Paul Collin
Paul Collin | ||||
---|---|---|---|---|
Collin (midden), tussen Harry Boda, Heintje Davids, Stella Fontaine en Clinge Doorenbos (VPRO, 1962). Rechtsachter Joop Doderer | ||||
Persoonsgegevens | ||||
Volledige naam | Simon Witjas | |||
Geboren | Amsterdam, 6 augustus 1889 | |||
Overleden | Hilversum, 30 mei 1968 | |||
Beroep(en) | acteur | |||
|
Paul Collin (artiestennaam van Simon Witjas) (Amsterdam, 6 augustus 1883 - Hilversum, 30 mei 1968) was een Nederlands zanger en cabaretier. Hij werd vooral bekend door zijn samenwerking met Jean-Louis Pisuisse.
Witjas werkte als jongeman als diamantbewerker in Antwerpen. In 1914 vluchtte hij uit België naar zijn tijdens de Eerste Wereldoorlog neutrale geboorteland. Aanvankelijk werkte hij als violist, maar hij kwam al snel in contact met de populaire cabaretier Pisuisse. Tien jaar lang maakte hij (als ‘diseur de genre’) deel uit van diens gezelschap.
Na de moord op Pisuisse in 1927 nam Collin enkele jaren de leiding van het gezelschap over. Later leidde hij het ensemble "De Troubadours." Hij zong niet alleen Franse chansons, maar ook Nederlandstalig werk van Pisuisse, Dirk Witte en Koos Speenhoff. Tijdens de Tweede Wereldoorlog zat hij ondergedoken in Wildervank. Zijn moeder, Esther Witjas-Kinsbergen, stierf in het concentratiekamp Auschwitz.

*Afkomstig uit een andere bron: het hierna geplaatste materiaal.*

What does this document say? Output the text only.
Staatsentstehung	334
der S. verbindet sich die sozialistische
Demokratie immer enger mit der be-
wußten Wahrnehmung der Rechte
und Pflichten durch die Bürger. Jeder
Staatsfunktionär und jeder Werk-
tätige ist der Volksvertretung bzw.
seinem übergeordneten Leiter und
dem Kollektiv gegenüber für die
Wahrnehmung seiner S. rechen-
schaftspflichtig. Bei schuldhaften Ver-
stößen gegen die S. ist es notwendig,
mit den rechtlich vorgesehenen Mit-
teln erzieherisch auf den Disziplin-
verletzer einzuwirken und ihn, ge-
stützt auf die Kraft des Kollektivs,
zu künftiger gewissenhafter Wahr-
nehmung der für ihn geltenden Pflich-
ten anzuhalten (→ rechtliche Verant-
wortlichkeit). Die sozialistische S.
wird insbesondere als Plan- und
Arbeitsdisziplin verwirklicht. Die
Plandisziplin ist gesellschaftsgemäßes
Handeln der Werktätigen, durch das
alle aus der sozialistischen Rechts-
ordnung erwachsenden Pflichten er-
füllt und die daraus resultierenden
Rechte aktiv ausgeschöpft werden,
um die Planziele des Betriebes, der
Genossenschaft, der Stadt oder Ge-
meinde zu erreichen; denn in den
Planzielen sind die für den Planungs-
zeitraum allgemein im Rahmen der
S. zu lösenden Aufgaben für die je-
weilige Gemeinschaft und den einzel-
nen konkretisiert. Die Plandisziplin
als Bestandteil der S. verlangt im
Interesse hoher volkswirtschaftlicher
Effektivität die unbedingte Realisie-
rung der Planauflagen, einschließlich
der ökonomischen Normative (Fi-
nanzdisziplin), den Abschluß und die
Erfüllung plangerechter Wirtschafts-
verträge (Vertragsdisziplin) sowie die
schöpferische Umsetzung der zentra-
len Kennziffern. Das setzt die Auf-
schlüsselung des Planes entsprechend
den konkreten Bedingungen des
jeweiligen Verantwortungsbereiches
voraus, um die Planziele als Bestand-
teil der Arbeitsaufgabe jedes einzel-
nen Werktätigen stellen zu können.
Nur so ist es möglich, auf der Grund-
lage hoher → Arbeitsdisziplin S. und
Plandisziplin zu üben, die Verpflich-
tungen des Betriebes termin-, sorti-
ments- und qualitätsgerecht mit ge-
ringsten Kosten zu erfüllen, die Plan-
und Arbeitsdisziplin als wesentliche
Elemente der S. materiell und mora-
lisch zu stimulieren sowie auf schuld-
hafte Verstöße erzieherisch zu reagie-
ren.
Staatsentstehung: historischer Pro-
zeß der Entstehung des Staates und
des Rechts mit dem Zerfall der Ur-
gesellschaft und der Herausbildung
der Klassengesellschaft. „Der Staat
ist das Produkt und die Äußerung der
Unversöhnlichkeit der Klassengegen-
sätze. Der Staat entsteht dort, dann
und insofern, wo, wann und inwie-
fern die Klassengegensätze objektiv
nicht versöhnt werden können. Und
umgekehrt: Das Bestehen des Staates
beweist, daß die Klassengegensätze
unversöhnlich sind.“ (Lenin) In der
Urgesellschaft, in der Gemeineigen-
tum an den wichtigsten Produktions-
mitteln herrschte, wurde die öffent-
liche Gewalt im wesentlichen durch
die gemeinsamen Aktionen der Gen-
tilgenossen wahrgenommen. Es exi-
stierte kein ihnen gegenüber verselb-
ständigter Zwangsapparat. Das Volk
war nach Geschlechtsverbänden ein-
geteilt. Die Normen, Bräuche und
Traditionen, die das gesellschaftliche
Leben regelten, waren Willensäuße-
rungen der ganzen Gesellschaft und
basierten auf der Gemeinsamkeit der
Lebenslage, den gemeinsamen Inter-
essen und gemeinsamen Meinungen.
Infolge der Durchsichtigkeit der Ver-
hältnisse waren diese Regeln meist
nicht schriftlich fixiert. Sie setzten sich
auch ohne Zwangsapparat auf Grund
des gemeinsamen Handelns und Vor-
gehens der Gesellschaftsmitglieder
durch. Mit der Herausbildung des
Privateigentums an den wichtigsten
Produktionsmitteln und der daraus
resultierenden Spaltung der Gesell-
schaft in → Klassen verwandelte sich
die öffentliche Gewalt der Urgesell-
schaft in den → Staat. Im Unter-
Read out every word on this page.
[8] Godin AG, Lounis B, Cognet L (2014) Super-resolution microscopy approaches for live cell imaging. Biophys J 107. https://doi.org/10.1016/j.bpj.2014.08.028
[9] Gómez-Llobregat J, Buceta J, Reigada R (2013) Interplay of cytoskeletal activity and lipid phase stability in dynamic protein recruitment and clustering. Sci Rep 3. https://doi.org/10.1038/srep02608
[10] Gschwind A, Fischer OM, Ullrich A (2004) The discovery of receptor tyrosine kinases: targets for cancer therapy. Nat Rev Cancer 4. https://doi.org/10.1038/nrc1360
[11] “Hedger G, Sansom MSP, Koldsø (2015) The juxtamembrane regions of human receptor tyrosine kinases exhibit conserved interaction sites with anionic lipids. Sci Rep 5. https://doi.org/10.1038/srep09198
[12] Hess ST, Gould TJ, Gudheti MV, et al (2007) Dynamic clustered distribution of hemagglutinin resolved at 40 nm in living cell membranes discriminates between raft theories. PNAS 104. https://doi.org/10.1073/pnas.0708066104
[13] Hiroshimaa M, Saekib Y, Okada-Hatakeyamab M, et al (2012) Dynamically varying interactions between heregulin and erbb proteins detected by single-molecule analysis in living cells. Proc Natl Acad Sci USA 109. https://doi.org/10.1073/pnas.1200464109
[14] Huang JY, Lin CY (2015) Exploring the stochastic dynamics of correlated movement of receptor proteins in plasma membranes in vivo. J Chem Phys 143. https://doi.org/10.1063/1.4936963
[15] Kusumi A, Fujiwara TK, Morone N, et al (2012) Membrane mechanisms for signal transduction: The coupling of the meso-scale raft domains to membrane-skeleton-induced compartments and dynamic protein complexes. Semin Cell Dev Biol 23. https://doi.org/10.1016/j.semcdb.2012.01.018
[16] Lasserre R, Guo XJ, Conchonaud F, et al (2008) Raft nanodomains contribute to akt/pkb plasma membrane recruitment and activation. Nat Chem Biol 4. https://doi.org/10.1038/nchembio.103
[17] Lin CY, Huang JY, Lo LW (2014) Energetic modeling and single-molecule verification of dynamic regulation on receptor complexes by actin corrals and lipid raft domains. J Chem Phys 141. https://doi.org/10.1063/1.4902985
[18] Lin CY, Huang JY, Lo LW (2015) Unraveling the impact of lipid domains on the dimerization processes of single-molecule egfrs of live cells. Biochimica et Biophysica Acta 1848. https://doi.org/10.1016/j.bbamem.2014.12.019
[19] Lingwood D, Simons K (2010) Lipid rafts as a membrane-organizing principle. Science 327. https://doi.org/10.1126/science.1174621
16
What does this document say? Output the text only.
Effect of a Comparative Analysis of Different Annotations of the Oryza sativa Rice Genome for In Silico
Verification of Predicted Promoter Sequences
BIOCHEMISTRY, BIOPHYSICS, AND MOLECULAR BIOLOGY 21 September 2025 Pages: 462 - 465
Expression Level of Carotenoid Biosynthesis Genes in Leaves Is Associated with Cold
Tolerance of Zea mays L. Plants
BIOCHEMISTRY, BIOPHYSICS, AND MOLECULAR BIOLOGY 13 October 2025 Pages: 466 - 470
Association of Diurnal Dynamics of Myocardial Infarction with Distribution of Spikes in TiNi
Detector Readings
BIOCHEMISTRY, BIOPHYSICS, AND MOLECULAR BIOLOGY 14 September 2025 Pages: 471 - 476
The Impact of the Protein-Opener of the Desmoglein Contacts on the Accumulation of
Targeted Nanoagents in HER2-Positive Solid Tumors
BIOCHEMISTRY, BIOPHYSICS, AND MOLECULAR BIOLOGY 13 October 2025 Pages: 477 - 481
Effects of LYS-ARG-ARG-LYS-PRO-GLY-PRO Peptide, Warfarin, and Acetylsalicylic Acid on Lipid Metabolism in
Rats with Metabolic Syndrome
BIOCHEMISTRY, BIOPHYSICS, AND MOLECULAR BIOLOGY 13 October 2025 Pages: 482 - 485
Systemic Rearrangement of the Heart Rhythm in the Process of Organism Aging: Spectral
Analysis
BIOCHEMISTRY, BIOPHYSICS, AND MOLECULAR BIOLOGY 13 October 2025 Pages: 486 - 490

Nadat hij vrij plotseling een punt achter zijn artiestenloopbaan gezet had, werd Collin "herontdekt" door Wim Ibo. In 1964 verbood de KRO uitzending van zijn vertolking van Wittes vijftig jaar oude lied "De peren" over de marketentster Jopie, die peren verkocht aan soldaten, maar ook verder zo goed met hen op kon schieten dat zij aan het eind bleef zitten met "de gebakken peren van het hele bataljon". Collin bleef tot zijn tachtigste optreden.